HABADAILY.COM - Badan Meteorologi, Klimatologi, dan Geofisika (BMKG) merilis adanya potensi gelombang tinggi di sejumlah perairan Indonesia, sejak Selasa (30/10/2018) hingga Rabu (31/10/2018).
Berdasarkan peta prakiraan tinggi gelombang yang dilansir dari maritim.bmkg.go.id, diketahui ketinggian gelombang hingga mencapai 1,25 meter berpotensi terjadi di perairan timur Simeulue hingga Kepulauan Mentawai. Ketinggian gelombang dari 0,5 meter hingga 1,25 meter ini juga berpotensi terjadi di Selat Sumba bagian timur, perairan selatan Flores, Selat Ombai, Perairan Kupang, Laut Natuna, Perairan timur Bintan, dan Laut Jawa bagian timur.
BMKG juga memperkirakan ketinggian gelombang yang sama terjadi di Perairan Kep. Kangean, Perairan Kep. Sabalana, Selat Makassar, Selat Lombok bagian utara, Laut Sulawesi bagian barat, Laut Maluku bagian utara, Perairan Kep. Talaud, Perairan utara Halmahera, Laut Halmahera, Perairan selatan Kep. Sermata - Leti, dan Laut Arafuru bagian timur.
Sementara potensi ketinggian gelombang 1,25 meter hingga 2,50 meter berpotensi terjadi di Selat Malaka bagian utara, perairan utara Sabang, perairan barat Aceh, perairan barat P. Simeulue hingga Kep. Mentawai.
Gelombang dengan ketinggian yang sama juga terpantau di Perairan Enggano - Bengkulu, Perairan barat Lampung, Samudra Hindia barat Sumatra, Perairan selatan Jawa hingga P. Sumba.

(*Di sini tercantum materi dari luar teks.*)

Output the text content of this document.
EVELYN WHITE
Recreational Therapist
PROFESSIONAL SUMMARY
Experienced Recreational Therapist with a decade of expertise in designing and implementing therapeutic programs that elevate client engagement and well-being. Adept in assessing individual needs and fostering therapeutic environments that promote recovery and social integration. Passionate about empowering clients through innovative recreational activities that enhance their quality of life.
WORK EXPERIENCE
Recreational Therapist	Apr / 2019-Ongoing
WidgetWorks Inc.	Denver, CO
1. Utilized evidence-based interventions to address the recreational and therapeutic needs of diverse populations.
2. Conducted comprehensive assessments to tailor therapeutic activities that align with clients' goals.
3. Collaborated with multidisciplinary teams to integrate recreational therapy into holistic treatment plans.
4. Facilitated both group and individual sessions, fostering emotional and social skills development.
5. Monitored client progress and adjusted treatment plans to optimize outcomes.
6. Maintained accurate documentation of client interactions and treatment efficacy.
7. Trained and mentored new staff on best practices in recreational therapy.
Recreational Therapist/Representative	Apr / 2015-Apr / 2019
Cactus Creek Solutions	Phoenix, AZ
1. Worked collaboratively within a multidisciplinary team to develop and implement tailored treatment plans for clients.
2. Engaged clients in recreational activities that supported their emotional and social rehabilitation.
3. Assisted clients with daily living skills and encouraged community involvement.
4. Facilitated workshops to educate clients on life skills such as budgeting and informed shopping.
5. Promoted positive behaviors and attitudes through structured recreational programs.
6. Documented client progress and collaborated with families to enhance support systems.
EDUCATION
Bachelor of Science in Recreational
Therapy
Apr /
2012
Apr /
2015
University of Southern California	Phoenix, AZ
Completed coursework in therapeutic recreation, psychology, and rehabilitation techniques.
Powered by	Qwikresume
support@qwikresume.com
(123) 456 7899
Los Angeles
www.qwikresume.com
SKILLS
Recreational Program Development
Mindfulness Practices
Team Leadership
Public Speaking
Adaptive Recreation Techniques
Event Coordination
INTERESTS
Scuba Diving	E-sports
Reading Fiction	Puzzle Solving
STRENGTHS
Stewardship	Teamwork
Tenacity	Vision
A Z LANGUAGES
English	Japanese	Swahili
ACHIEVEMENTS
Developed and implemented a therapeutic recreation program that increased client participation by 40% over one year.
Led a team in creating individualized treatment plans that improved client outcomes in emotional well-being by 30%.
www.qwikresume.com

Kondisi serupa juga terjadi di Selat Bali - Selat Lombok - Selat Alas bagian selatan, Selat Sumba bagian barat, Laut Sawu, Perairan selatan P. Sawu hingga Perairan P. Rote, Laut Timor selatan NTT, Samudra Hindia selatan Jawa hingga NTT, Perairan Kep. Anambas, Perairan utara Papua Barat hingga Papua, dan Teluk Cendrawasih.
Kepala Seksi Data dan Informasi BMKG Blang Bintang, Zakaria kepada HabaDaily.com membenarkan informasi tingginya gelombang di sejumlah perairan Aceh tersebut. Dia mengatakan, "ya, memang untuk pesisir barat, selatan dan sebagian pesisir utara agak tinggi gelombangnya."[boy]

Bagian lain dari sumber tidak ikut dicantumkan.